Gian Maria Olivetti, Chief Technology Officer, explained at the company’s Burscheid facility north-east of Cologne: “The extreme valve temperatures experienced on today’s highly boosted downsized engines can lead to reduced valve fatigue life and critical valve guide and stem seal temperatures, resulting in the need for expensive valve steel alloys. If late ignition timing is used to reduce knock and enrichment is protecting components from critical temperatures, CO2 emissions are increased."
He said reducing the valve head temperatures helps to eliminate these issues. The company has developed new production-ready solutions for valve seats and guides, designed to deliver improved thermal conductivity suitable for series production.
They are HTC (High Thermal Conductivity) materials and TIM (Thermal Interface Material) coating to reduce valve head temperatures by up to 70°C, allowing improved combustion and lower emissions. HTC can also contribute to obtaining a more even circumferential temperature distribution on the valve seat insert and surrounding cylinder head material. By doing so, local hot spots can be avoided, so reducing wear reduction and temperature-related distortion.
Olivetti detailed the advances made by Federal-Mogul, stating that the seat insert is the primary heat path from the valve head into the cylinder head cooling jacket: “By conducting more heat away from the valve head, the new seat materials reduce the temperature in the hottest part of the combustion chamber and lower the gas temperature at the end of the compression stroke.”
This improves knock resistance and facilitates a wider range of ignition advance to enable optimization of combustion.
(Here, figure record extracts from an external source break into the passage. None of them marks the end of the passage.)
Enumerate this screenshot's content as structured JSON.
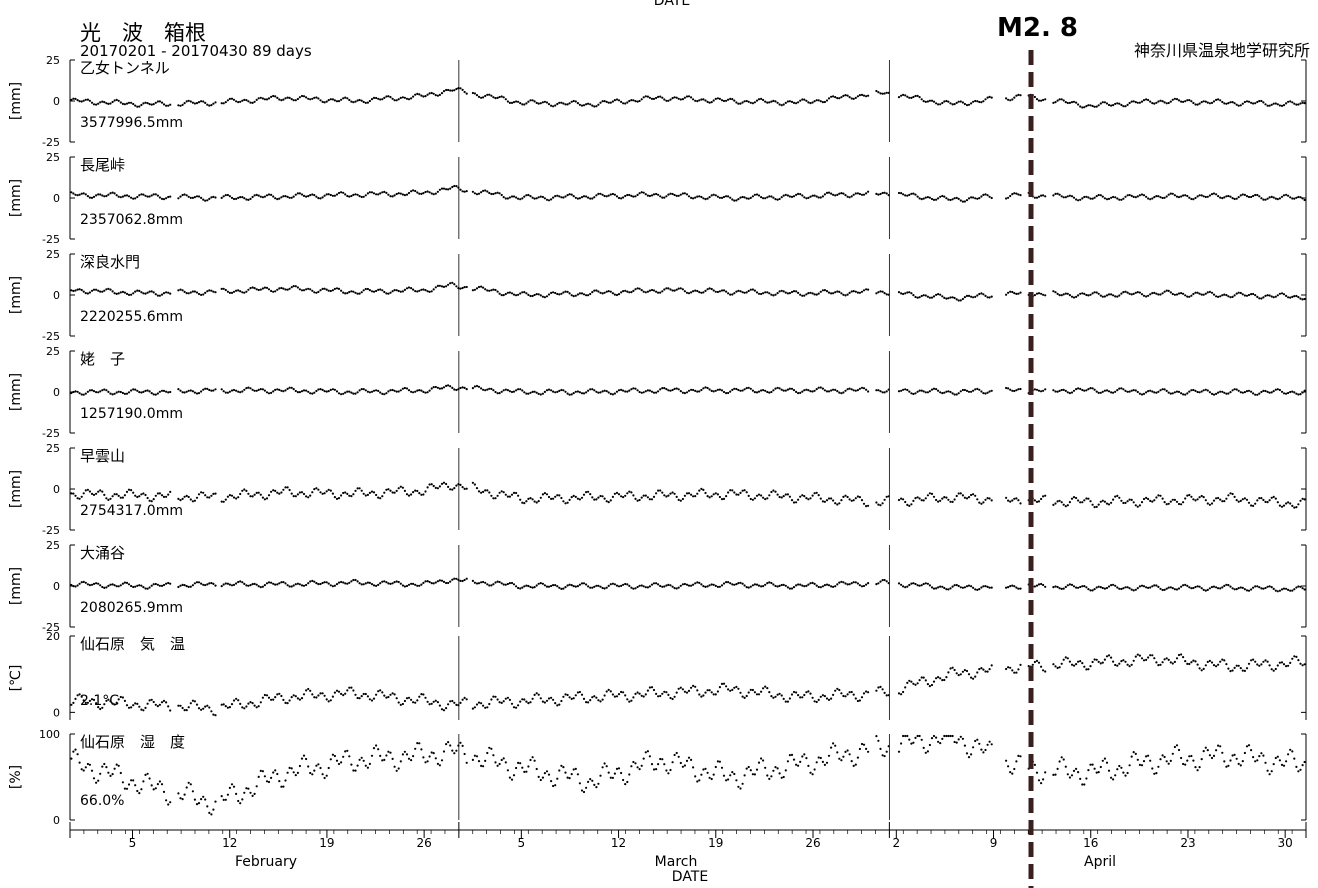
{
  "header": {
    "top_date_label": "DATE",
    "title": "光　波　箱根",
    "period": "20170201 - 20170430 89 days",
    "event_label": "M2. 8",
    "institute": "神奈川県温泉地学研究所"
  },
  "xaxis": {
    "label": "DATE",
    "months": [
      "February",
      "March",
      "April"
    ],
    "ticks": [
      {
        "day": 5,
        "label": "5"
      },
      {
        "day": 12,
        "label": "12"
      },
      {
        "day": 19,
        "label": "19"
      },
      {
        "day": 26,
        "label": "26"
      },
      {
        "day": 33,
        "label": "5"
      },
      {
        "day": 40,
        "label": "12"
      },
      {
        "day": 47,
        "label": "19"
      },
      {
        "day": 54,
        "label": "26"
      },
      {
        "day": 60,
        "label": "2"
      },
      {
        "day": 67,
        "label": "9"
      },
      {
        "day": 74,
        "label": "16"
      },
      {
        "day": 81,
        "label": "23"
      },
      {
        "day": 88,
        "label": "30"
      }
    ]
  },
  "colors": {
    "data": "#000000",
    "event_line": "#3a1f1f",
    "axis": "#000000"
  },
  "chart_data": [
    {
      "type": "scatter",
      "title": "乙女トンネル",
      "ylabel": "[mm]",
      "ylim": [
        -25,
        25
      ],
      "yticks": [
        "25",
        "0",
        "-25"
      ],
      "baseline_label": "3577996.5mm",
      "x": [
        "2017-02-01",
        "2017-02-06",
        "2017-02-11",
        "2017-02-16",
        "2017-02-21",
        "2017-02-26",
        "2017-02-28",
        "2017-03-05",
        "2017-03-10",
        "2017-03-15",
        "2017-03-20",
        "2017-03-25",
        "2017-03-31",
        "2017-04-05",
        "2017-04-10",
        "2017-04-15",
        "2017-04-20",
        "2017-04-25",
        "2017-04-30"
      ],
      "y": [
        0,
        -2,
        -1,
        2,
        0,
        3,
        7,
        -1,
        -2,
        2,
        0,
        -1,
        5,
        -2,
        3,
        -3,
        0,
        -1,
        -2
      ]
    },
    {
      "type": "scatter",
      "title": "長尾峠",
      "ylabel": "[mm]",
      "ylim": [
        -25,
        25
      ],
      "yticks": [
        "25",
        "0",
        "-25"
      ],
      "baseline_label": "2357062.8mm",
      "x": [
        "2017-02-01",
        "2017-02-06",
        "2017-02-11",
        "2017-02-16",
        "2017-02-21",
        "2017-02-26",
        "2017-02-28",
        "2017-03-05",
        "2017-03-10",
        "2017-03-15",
        "2017-03-20",
        "2017-03-25",
        "2017-03-31",
        "2017-04-05",
        "2017-04-10",
        "2017-04-15",
        "2017-04-20",
        "2017-04-25",
        "2017-04-30"
      ],
      "y": [
        2,
        1,
        0,
        1,
        2,
        3,
        6,
        0,
        1,
        2,
        0,
        1,
        3,
        -1,
        2,
        0,
        1,
        1,
        0
      ]
    },
    {
      "type": "scatter",
      "title": "深良水門",
      "ylabel": "[mm]",
      "ylim": [
        -25,
        25
      ],
      "yticks": [
        "25",
        "0",
        "-25"
      ],
      "baseline_label": "2220255.6mm",
      "x": [
        "2017-02-01",
        "2017-02-06",
        "2017-02-11",
        "2017-02-16",
        "2017-02-21",
        "2017-02-26",
        "2017-02-28",
        "2017-03-05",
        "2017-03-10",
        "2017-03-15",
        "2017-03-20",
        "2017-03-25",
        "2017-03-31",
        "2017-04-05",
        "2017-04-10",
        "2017-04-15",
        "2017-04-20",
        "2017-04-25",
        "2017-04-30"
      ],
      "y": [
        3,
        1,
        2,
        4,
        2,
        3,
        6,
        0,
        1,
        3,
        2,
        1,
        2,
        -2,
        1,
        0,
        1,
        0,
        -1
      ]
    },
    {
      "type": "scatter",
      "title": "姥　子",
      "ylabel": "[mm]",
      "ylim": [
        -25,
        25
      ],
      "yticks": [
        "25",
        "0",
        "-25"
      ],
      "baseline_label": "1257190.0mm",
      "x": [
        "2017-02-01",
        "2017-02-06",
        "2017-02-11",
        "2017-02-16",
        "2017-02-21",
        "2017-02-26",
        "2017-02-28",
        "2017-03-05",
        "2017-03-10",
        "2017-03-15",
        "2017-03-20",
        "2017-03-25",
        "2017-03-31",
        "2017-04-05",
        "2017-04-10",
        "2017-04-15",
        "2017-04-20",
        "2017-04-25",
        "2017-04-30"
      ],
      "y": [
        0,
        0,
        1,
        1,
        0,
        1,
        3,
        0,
        0,
        1,
        1,
        1,
        1,
        0,
        1,
        1,
        0,
        0,
        0
      ]
    },
    {
      "type": "scatter",
      "title": "早雲山",
      "ylabel": "[mm]",
      "ylim": [
        -25,
        25
      ],
      "yticks": [
        "25",
        "0",
        "-25"
      ],
      "baseline_label": "2754317.0mm",
      "x": [
        "2017-02-01",
        "2017-02-06",
        "2017-02-11",
        "2017-02-16",
        "2017-02-21",
        "2017-02-26",
        "2017-02-28",
        "2017-03-05",
        "2017-03-10",
        "2017-03-15",
        "2017-03-20",
        "2017-03-25",
        "2017-03-31",
        "2017-04-05",
        "2017-04-10",
        "2017-04-15",
        "2017-04-20",
        "2017-04-25",
        "2017-04-30"
      ],
      "y": [
        -3,
        -4,
        -5,
        -2,
        -3,
        -1,
        3,
        -6,
        -5,
        -4,
        -3,
        -5,
        -8,
        -5,
        -7,
        -8,
        -7,
        -6,
        -9
      ]
    },
    {
      "type": "scatter",
      "title": "大涌谷",
      "ylabel": "[mm]",
      "ylim": [
        -25,
        25
      ],
      "yticks": [
        "25",
        "0",
        "-25"
      ],
      "baseline_label": "2080265.9mm",
      "x": [
        "2017-02-01",
        "2017-02-06",
        "2017-02-11",
        "2017-02-16",
        "2017-02-21",
        "2017-02-26",
        "2017-02-28",
        "2017-03-05",
        "2017-03-10",
        "2017-03-15",
        "2017-03-20",
        "2017-03-25",
        "2017-03-31",
        "2017-04-05",
        "2017-04-10",
        "2017-04-15",
        "2017-04-20",
        "2017-04-25",
        "2017-04-30"
      ],
      "y": [
        1,
        0,
        1,
        1,
        2,
        1,
        4,
        0,
        0,
        0,
        1,
        0,
        2,
        -1,
        0,
        -1,
        -1,
        -1,
        -2
      ]
    },
    {
      "type": "line",
      "title": "仙石原　気　温",
      "ylabel": "[℃]",
      "ylim": [
        -2,
        20
      ],
      "yticks": [
        "20",
        "0"
      ],
      "baseline_label": "2.1°C",
      "x": [
        "2017-02-01",
        "2017-02-06",
        "2017-02-11",
        "2017-02-16",
        "2017-02-21",
        "2017-02-26",
        "2017-02-28",
        "2017-03-05",
        "2017-03-10",
        "2017-03-15",
        "2017-03-20",
        "2017-03-25",
        "2017-03-31",
        "2017-04-05",
        "2017-04-10",
        "2017-04-15",
        "2017-04-20",
        "2017-04-25",
        "2017-04-30"
      ],
      "y": [
        3,
        2,
        1,
        4,
        5,
        3,
        2,
        3,
        4,
        5,
        6,
        4,
        5,
        10,
        12,
        13,
        14,
        12,
        13
      ]
    },
    {
      "type": "scatter",
      "title": "仙石原　湿　度",
      "ylabel": "[%]",
      "ylim": [
        0,
        100
      ],
      "yticks": [
        "100",
        "0"
      ],
      "baseline_label": "66.0%",
      "x": [
        "2017-02-01",
        "2017-02-06",
        "2017-02-11",
        "2017-02-16",
        "2017-02-21",
        "2017-02-26",
        "2017-02-28",
        "2017-03-05",
        "2017-03-10",
        "2017-03-15",
        "2017-03-20",
        "2017-03-25",
        "2017-03-31",
        "2017-04-05",
        "2017-04-10",
        "2017-04-15",
        "2017-04-20",
        "2017-04-25",
        "2017-04-30"
      ],
      "y": [
        66,
        40,
        20,
        55,
        70,
        75,
        80,
        60,
        45,
        70,
        50,
        65,
        85,
        98,
        60,
        55,
        70,
        75,
        65
      ]
    }
  ]
}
A bonus is that the materials also contribute to CO2 emissions reduction by eliminating the need for fuel enrichment for cooling.
As the valve guide is the main heat path from the valve stem to the cylinder head, by conducting more heat away from the stem, the new valve guide material has been developed to reduce local temperatures below the critical thresholds at which the valve stem seals and lubricating oil begin to break down.
At Burscheid, tests involving “highly rated turbocharged gasoline engines” using a combination of HTC and TIM technologies are stated by Federal-Mogul to have reduced peak inlet valve head temperatures by between 26ºC and 32°C. The improvement in exhaust valve head temperatures was even greater; on a solid valve the peak was reduced by up to 70°C and on a hollow, sodium-filled valve, by up to 67°C.
The test results have been used to correlate predictions from the company’s advanced thermal simulation programs, allowing future applications to be accurately assessed and optimum materials selected, at the concept stage of a new engine’s creation.